Rosneft Trading has undertaken most crude oil marketing on behalf of Venezuela’s national oil company PDVSA over the last nine months. The trading subsidiary, but not the oil company, was blacklisted by the US for supporting the regime of Nicolas Maduro, with a wind-down phase expiring on May 20.

Mercantile & Maritime vessels were crucial to a new logistics hub-and-spoke operation established late in 2019 by Rosneft and PDVSA to sell and re-distribute crude.

Lloyd’s List Intelligence tracking data show the vessels were briefly deployed at anchorage off Lome, West Africa, in January, with crude transferred to China-bound vessels via ship-to-ship transfers.

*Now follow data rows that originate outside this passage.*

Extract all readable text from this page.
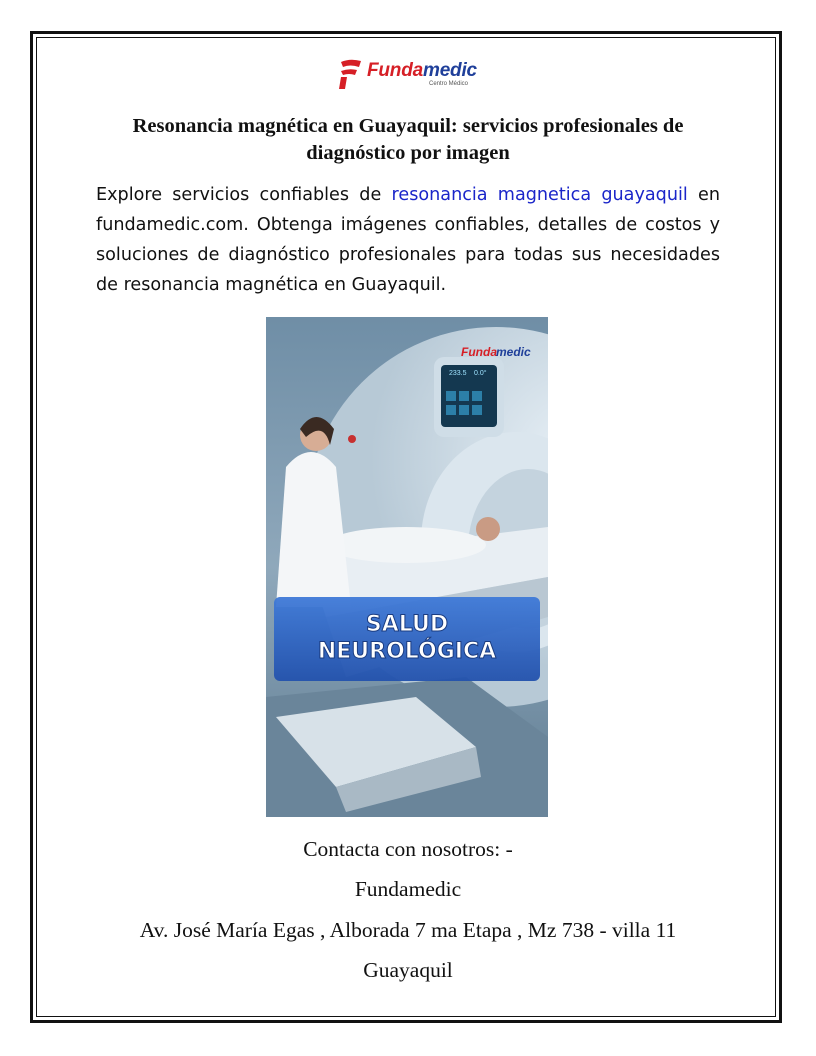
Fundamedic
Centro Médico
Resonancia magnética en Guayaquil: servicios profesionales de diagnóstico por imagen
Explore servicios confiables de resonancia magnetica guayaquil en fundamedic.com. Obtenga imágenes confiables, detalles de costos y soluciones de diagnóstico profesionales para todas sus necesidades de resonancia magnética en Guayaquil.
233.5 0.0°
Funda medic
SALUD
NEUROLÓGICA
Contacta con nosotros: -
Fundamedic
Av. José María Egas , Alborada 7 ma Etapa , Mz 738 - villa 11
Guayaquil
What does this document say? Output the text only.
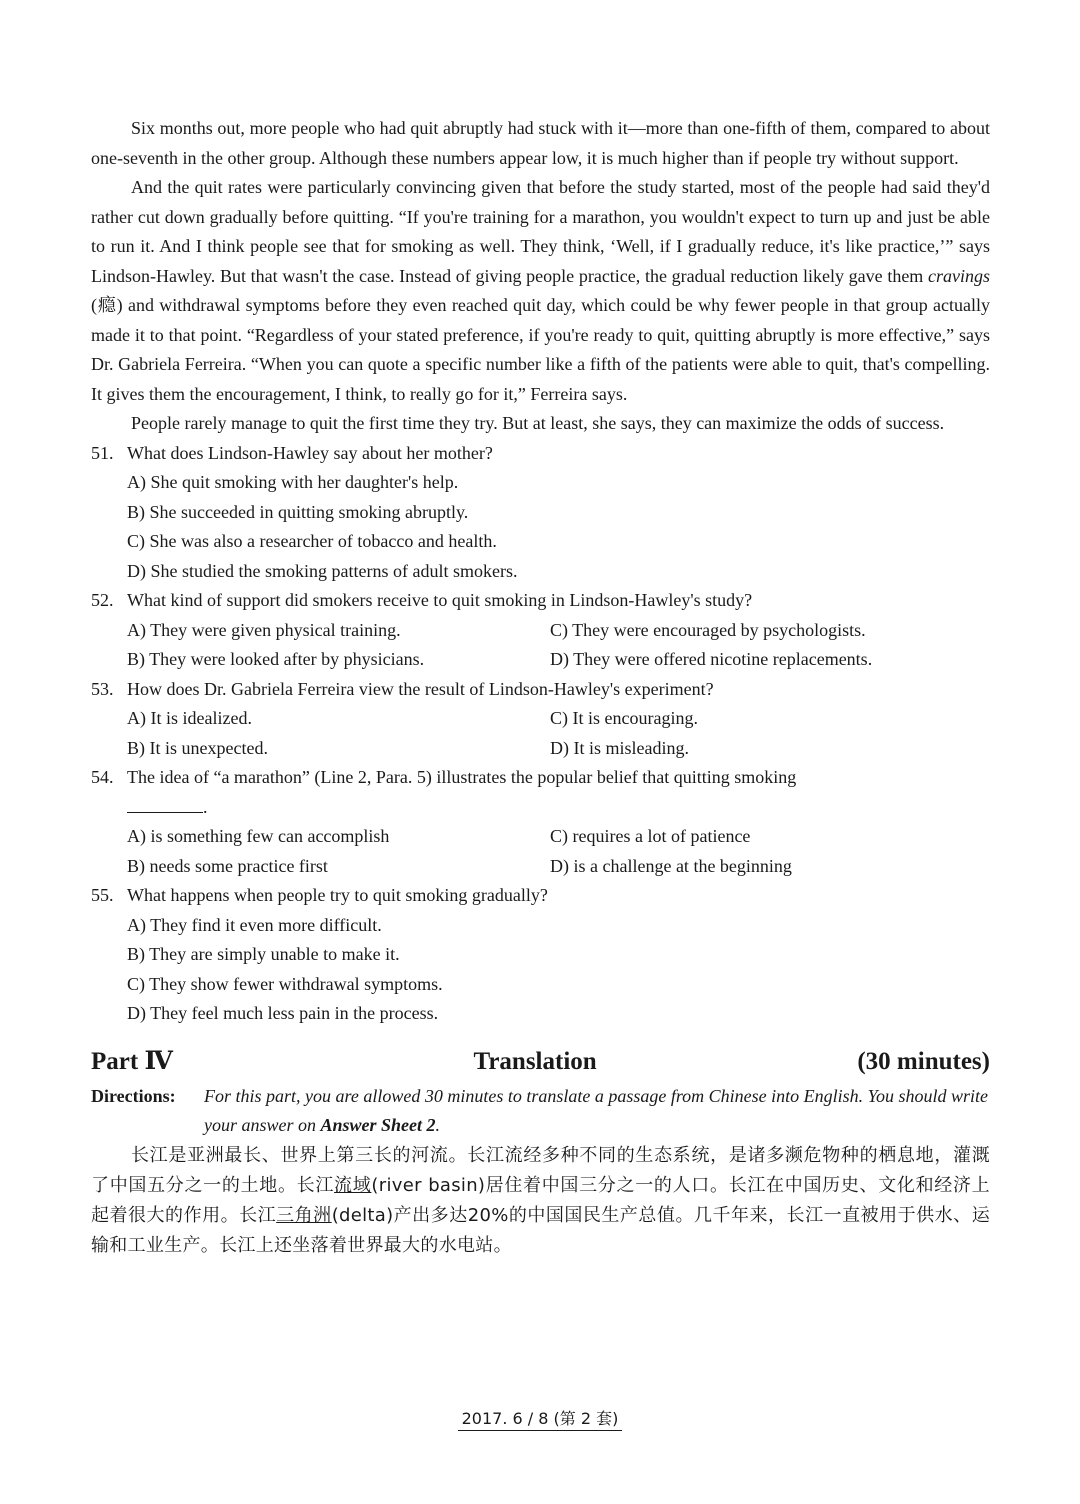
Six months out, more people who had quit abruptly had stuck with it—more than one-fifth of them, compared to about one-seventh in the other group. Although these numbers appear low, it is much higher than if people try without support.

And the quit rates were particularly convincing given that before the study started, most of the people had said they'd rather cut down gradually before quitting. “If you're training for a marathon, you wouldn't expect to turn up and just be able to run it. And I think people see that for smoking as well. They think, ‘Well, if I gradually reduce, it's like practice,’” says Lindson-Hawley. But that wasn't the case. Instead of giving people practice, the gradual reduction likely gave them cravings (瘾) and withdrawal symptoms before they even reached quit day, which could be why fewer people in that group actually made it to that point. “Regardless of your stated preference, if you're ready to quit, quitting abruptly is more effective,” says Dr. Gabriela Ferreira. “When you can quote a specific number like a fifth of the patients were able to quit, that's compelling. It gives them the encouragement, I think, to really go for it,” Ferreira says.

People rarely manage to quit the first time they try. But at least, she says, they can maximize the odds of success.

51. What does Lindson-Hawley say about her mother?
A) She quit smoking with her daughter's help.
B) She succeeded in quitting smoking abruptly.
C) She was also a researcher of tobacco and health.
D) She studied the smoking patterns of adult smokers.
52. What kind of support did smokers receive to quit smoking in Lindson-Hawley's study?
A) They were given physical training.	C) They were encouraged by psychologists.
B) They were looked after by physicians.	D) They were offered nicotine replacements.
53. How does Dr. Gabriela Ferreira view the result of Lindson-Hawley's experiment?
A) It is idealized.	C) It is encouraging.
B) It is unexpected.	D) It is misleading.
54. The idea of “a marathon” (Line 2, Para. 5) illustrates the popular belief that quitting smoking
.
A) is something few can accomplish	C) requires a lot of patience
B) needs some practice first	D) is a challenge at the beginning
55. What happens when people try to quit smoking gradually?
A) They find it even more difficult.
B) They are simply unable to make it.
C) They show fewer withdrawal symptoms.
D) They feel much less pain in the process.
Part Ⅳ	Translation	(30 minutes)
Directions: For this part, you are allowed 30 minutes to translate a passage from Chinese into English. You should write your answer on Answer Sheet 2.

长江是亚洲最长、世界上第三长的河流。长江流经多种不同的生态系统，是诸多濒危物种的栖息地，灌溉了中国五分之一的土地。长江流域(river basin)居住着中国三分之一的人口。长江在中国历史、文化和经济上起着很大的作用。长江三角洲(delta)产出多达20%的中国国民生产总值。几千年来，长江一直被用于供水、运输和工业生产。长江上还坐落着世界最大的水电站。

2017. 6 / 8 (第 2 套)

Some of these vessels were also involved in STS operations off Gibraltar, as well as Aruba and Curacao, where PDVSA has onshore storage facilities.

 

Oil risk contained

Polaris Shipping is to speed up the arrival of a bunker barge to offload fuel oils from its very large ore carrier Stellar Banner, which is stranded about 100 km off the coast of Sao Luis, Brazil on the way out of the access channel of Ponta da Madeira maritime terminal.

The 300,630 dwt vessel hit “an unidentified shallow seabed” after departing from the terminal on February 24, with damage found to some ballast water tanks and void space, Polaris Shipping told Lloyd’s List last week.

A potential oil leak from the VLOC has been contained but an anti-pollution team remains on standby. An oil sheen initially spotted at the accident site has disappeared and the oil fence deployed around the vessel as a precautionary measure has been removed.

Lloyd’s List Intelligence data tracking data shows the Marshall Islands-flagged vessel was expected to arrive at Qingdao, China on April 5.